07 May 2026 1 min read

Subquadratic Claims 1,000x Scaling Efficiency as Zyphra Debuts AMD-Trained Frontier Model

Breakthrough Architectures & Funding

Subquadratic Claims 1,000x Cost Reduction for LLM Scaling: Startup Subquadratic, founded by former DeepMind and Meta engineers, announced a new architecture designed to break current LLM scaling limits by reducing processing costs by up to 1,000x.
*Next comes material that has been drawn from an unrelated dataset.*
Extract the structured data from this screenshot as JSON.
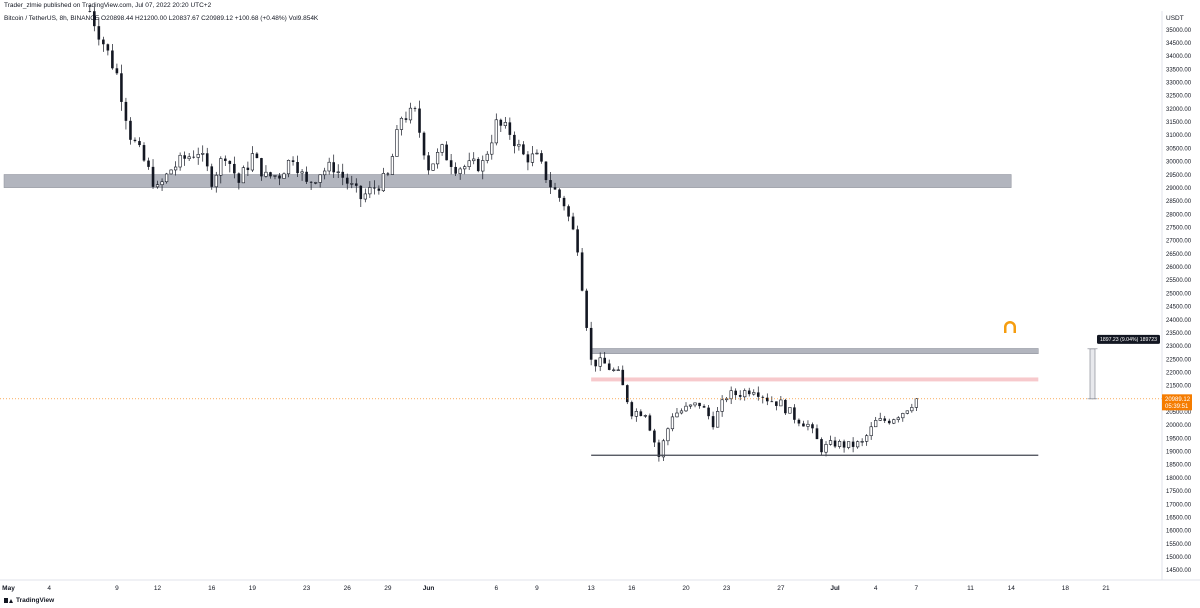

The company secured $29 million in seed funding at a $500 million valuation, though the scientific community is currently calling for peer review to verify these claims.

Subquadratic claims to break LLM scaling limits! 1000x less costs
- https://subq.ai

New Language Models

Zyphra Releases ZAYA1-8B Model Trained on AMD: Zyphra has launched ZAYA1-8B, a model boasting high intelligence density that aims to compete with larger frontier reasoning models like Claude 4.5 Sonnet and Gemini 2.5 Pro. Notably, the model was pretrained entirely on AMD hardware and networking using a cluster of 1,024 MI300x nodes.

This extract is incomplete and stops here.